De kunst van lezen heeft dus tot eerste voorwaarde een verstandig omgaan met den tijd. Maar het lastige van lezen is de moeite van het onthouden. Men heeft reeds zooveel gelezen en zoo weinig er van onthouden, dat de lust tot nog meer lezen vergaat. Het is dus duidelijk, dat die lust meer zal opgewekt worden, wanneer men eenig uitzicht verkrijgt op grootere getrouwheid van het geheugen.
Er wordt zoo dikwerf over het geheugen gesproken alsof het iets magisch, alsof het eene gaaf ware, in oorsprong even geheimzinnig als bijvoorbeeld het muziekaal of het dichterlijk talent. Ik kan die opvatting niet tot de mijne maken. Ik zie gezonde menschen zonder eenigen aanleg voor het genieten van toonen of verzen, ik heb nooit gezonde menschen gezien misdeeld van geheugen. Alle gezonde menschen zonder onderscheid hebben een ongeloofelijk aantal woorden, namen, cijfers in hun hoofd geborgen.
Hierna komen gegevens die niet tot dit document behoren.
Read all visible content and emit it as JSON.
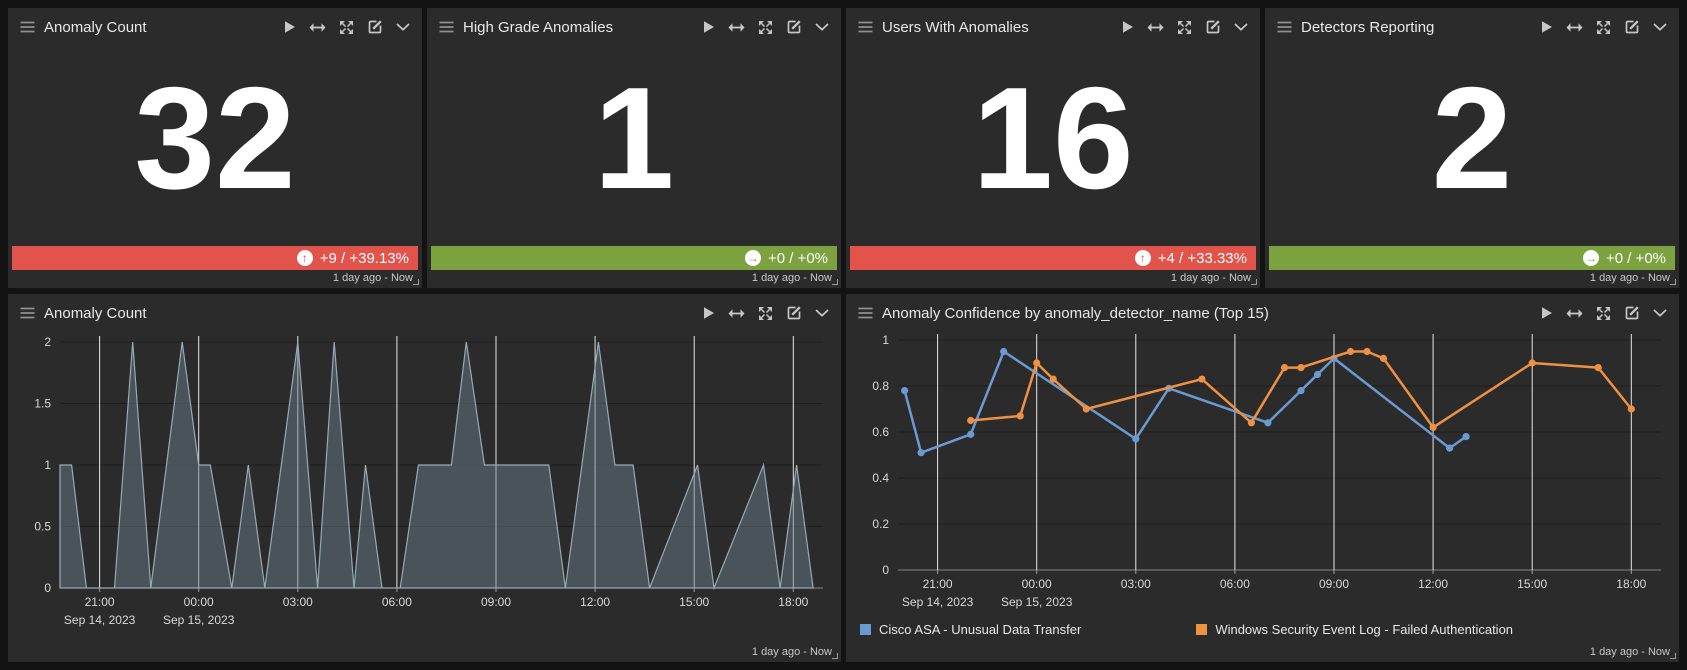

Het is duidelijk, dat wij geen twee woorden spreken, niet naar een bepaald punt in de stad onzer inwoning wandelen, geen bekende in de straat groeten, geen penning uitgeven, geen voorwerp dat wij noodig hebben koopen, geen gerecht bestellen, in een woord honderd zaken, die wij dagelijks verrichten, onmogelijk verrichten kunnen, wanneer wij niet een volkomen betrouwbaar geheugen hebben.
| |
| |
Denk u het geheugen eens weg, en zie hoevele van uwe dagelijksche verrichtingen nog mogelijk blijven. Uit uw bed verrezen, blijft gij in uw nachtkleedij, want gij zijt vergeten dat gij u aan te kleeden hebt. Een ander roept u dien plicht te binnen, maar gij zoekt uw geheele huis door, misschien in uw kelder, uw pantalon, want het schiet u niet in waar gij dat kleedingstuk geborgen hebt. Flauw valt gij schier van den honger, want, ofschoon gij niets liever zoudt willen dan dien honger stillen, gij weet niet meer, noch dat men daarvoor eten moet, noch wat een ontbijt is, noch dat gij dienstboden hebt om u dat ontbijt binnen te brengen. Zoo zult gij den ganschen dag, gesteld dat gij niet omkomt van gebrek of ongeval, - want wat zal u, zonder geheugen, verhinderen door uw raam in stede van door uwe deur het huis te verlaten? - zoo zult gij den ganschen dag het meest onbeholpen wezen van de wereld zijn. Indien gij dit niet zijt, blijkt daaruit dat uwe memorie u dagelijks, en van den morgen tot den avond, de allerbelangrijkste diensten bewijst, en dit werktuig dus bij u een verwonderlijken graad van ontwikkeling bereikt heeft. Het is dan ook vooral het geheugen, waaraan wij het te danken hebben dat wij ons niet volmaakt belachelijk aanstellen. Memorieloos, zou een man allerlei hoogstbeleefde strijkaadjes voor zijne eigene vrouw kunnen maken, of op de beurs van Amsterdam een psalm kunnen aanheffen, zich wanende in een kerkgebouw.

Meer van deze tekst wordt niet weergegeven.